Moreover, as the threshold distance increases, the prediction error initially decreases, suggesting better performance as more surrounding objects are considered. However, beyond a certain threshold (for example, Distance \(>10\) m), the prediction error starts to increase. This observation implies that an excessive number of surrounding objects can degrade prediction accuracy, indicating a balance between considering enough surrounding objects for accurate predictions and avoiding information overload. Additionally, the graph shows that prediction errors tend to increase as we move from left to right, reflecting the decreasing influence of front objects on predictions. This suggests that objects closer to the vehicle have a more significant impact on prediction accuracy compared to those farther away.
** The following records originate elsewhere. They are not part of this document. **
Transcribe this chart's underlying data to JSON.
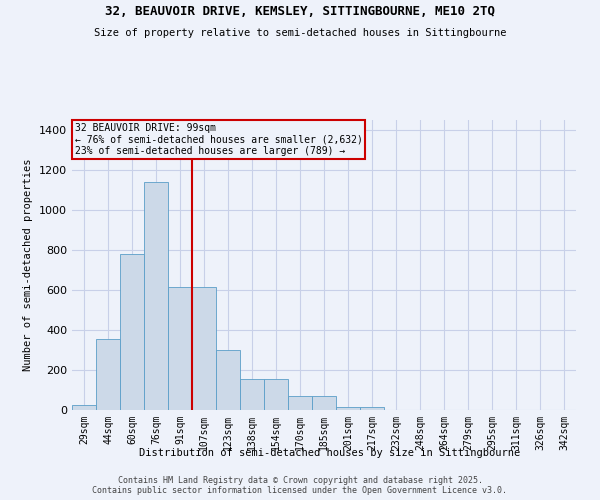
{
  "title_line1": "32, BEAUVOIR DRIVE, KEMSLEY, SITTINGBOURNE, ME10 2TQ",
  "title_line2": "Size of property relative to semi-detached houses in Sittingbourne",
  "xlabel": "Distribution of semi-detached houses by size in Sittingbourne",
  "ylabel": "Number of semi-detached properties",
  "categories": [
    "29sqm",
    "44sqm",
    "60sqm",
    "76sqm",
    "91sqm",
    "107sqm",
    "123sqm",
    "138sqm",
    "154sqm",
    "170sqm",
    "185sqm",
    "201sqm",
    "217sqm",
    "232sqm",
    "248sqm",
    "264sqm",
    "279sqm",
    "295sqm",
    "311sqm",
    "326sqm",
    "342sqm"
  ],
  "values": [
    25,
    355,
    780,
    1140,
    615,
    615,
    300,
    155,
    155,
    70,
    70,
    15,
    15,
    0,
    0,
    0,
    0,
    0,
    0,
    0,
    0
  ],
  "bar_color": "#ccd9e8",
  "bar_edge_color": "#5a9ec8",
  "annotation_text_line1": "32 BEAUVOIR DRIVE: 99sqm",
  "annotation_text_line2": "← 76% of semi-detached houses are smaller (2,632)",
  "annotation_text_line3": "23% of semi-detached houses are larger (789) →",
  "vline_color": "#cc0000",
  "box_edge_color": "#cc0000",
  "vline_position": 4.5,
  "ylim": [
    0,
    1450
  ],
  "yticks": [
    0,
    200,
    400,
    600,
    800,
    1000,
    1200,
    1400
  ],
  "bg_color": "#eef2fa",
  "grid_color": "#c8d0e8",
  "footer_line1": "Contains HM Land Registry data © Crown copyright and database right 2025.",
  "footer_line2": "Contains public sector information licensed under the Open Government Licence v3.0."
}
Furthermore, it is noteworthy that predicting farther into the future (e.g., prediction window 5 s) results in higher prediction errors compared to shorter-term predictions (prediction window 1 s). This is expected due to the inherent uncertainty in forecasting distant future states, highlighting the challenges associated with long-term prediction. It is also important to mention that a threshold distance of 10 m provides good accuracy for both short-term and long-term predictions. On the other hand, a threshold distance of 5 m yields less accurate longer-term predictions due to the reduced influence of surrounding vehicles. This indicates the necessity of balancing the threshold distance based on the desired prediction accuracy and the influence of surrounding vehicles.
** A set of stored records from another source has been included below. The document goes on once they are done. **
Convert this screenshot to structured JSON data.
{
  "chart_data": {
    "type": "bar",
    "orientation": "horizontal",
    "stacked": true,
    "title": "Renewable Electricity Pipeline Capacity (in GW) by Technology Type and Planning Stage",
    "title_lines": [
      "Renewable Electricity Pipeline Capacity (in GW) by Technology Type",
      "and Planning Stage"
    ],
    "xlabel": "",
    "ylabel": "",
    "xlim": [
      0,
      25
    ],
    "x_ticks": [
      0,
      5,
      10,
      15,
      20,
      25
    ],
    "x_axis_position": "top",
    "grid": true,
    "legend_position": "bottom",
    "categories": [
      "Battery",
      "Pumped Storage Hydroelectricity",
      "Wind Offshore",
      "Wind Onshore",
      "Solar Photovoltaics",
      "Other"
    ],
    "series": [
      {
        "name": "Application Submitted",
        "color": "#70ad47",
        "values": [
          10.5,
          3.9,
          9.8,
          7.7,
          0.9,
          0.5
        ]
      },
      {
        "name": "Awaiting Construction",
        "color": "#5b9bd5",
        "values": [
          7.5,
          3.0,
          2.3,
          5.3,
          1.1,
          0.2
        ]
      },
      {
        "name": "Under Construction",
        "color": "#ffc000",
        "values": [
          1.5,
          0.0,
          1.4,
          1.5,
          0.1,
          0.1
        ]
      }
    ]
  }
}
Table 3 Variation in the time required for one-second-ahead prediction as the value of M increases
Fig. 5
figure 5

Comparison of various threshold distance on Apolloscape dataset

5.5 Future research directions

By incorporating temporal correlations of interactions into vehicle trajectory prediction models, we empower vehicles to make more informed decisions, leveraging a deeper understanding of the dynamic interactions within the traffic environment. This approach enhances the predictive capabilities of autonomous vehicles and contributes to overall traffic safety and efficiency. However, one limitation of our proposed model is its exclusive focus on the motion of other vehicles, overlooking contextual or intentional factors influencing their movements. Future research endeavors could explore methods to integrate contextual information, such as road layout and traffic regulations, as well as discern the intentions of other drivers, thereby enhancing the accuracy of trajectory predictions.

6 Conclusion

In this work, we proposed a novel deep learning approach for real-time vehicle trajectory prediction on urban roads. Leveraging techniques from graph neural networks and LSTM-based models, we addressed the challenges associated with capturing complex interactions between vehicles and modeling the uncertainty in future trajectories. By representing vehicles as nodes on a graph and employing graph attention mechanisms, we effectively captured spatial dependencies and interactions between vehicles in crowded urban environments. Our model, incorporating multiple LSTM components for encoding motion patterns and temporal correlations, achieved fusion of spatial and temporal information, leading to improved prediction accuracy. Through extensive experimentation and evaluation, we demonstrated the effectiveness of our approach in generating multiple plausible trajectories and outperforming baseline methods. By evaluating using standard error metrics such as ADE and FDE, we quantified the predictive performance of our model. In conclusion, our proposed method offers a promising solution for real-time vehicle trajectory prediction, which is crucial for applications such as autonomous driving, traffic management, and intelligent transportation systems. Future work could explore further enhancements, such as incorporating additional contextual information to further improve prediction accuracy and robustness in diverse urban environments.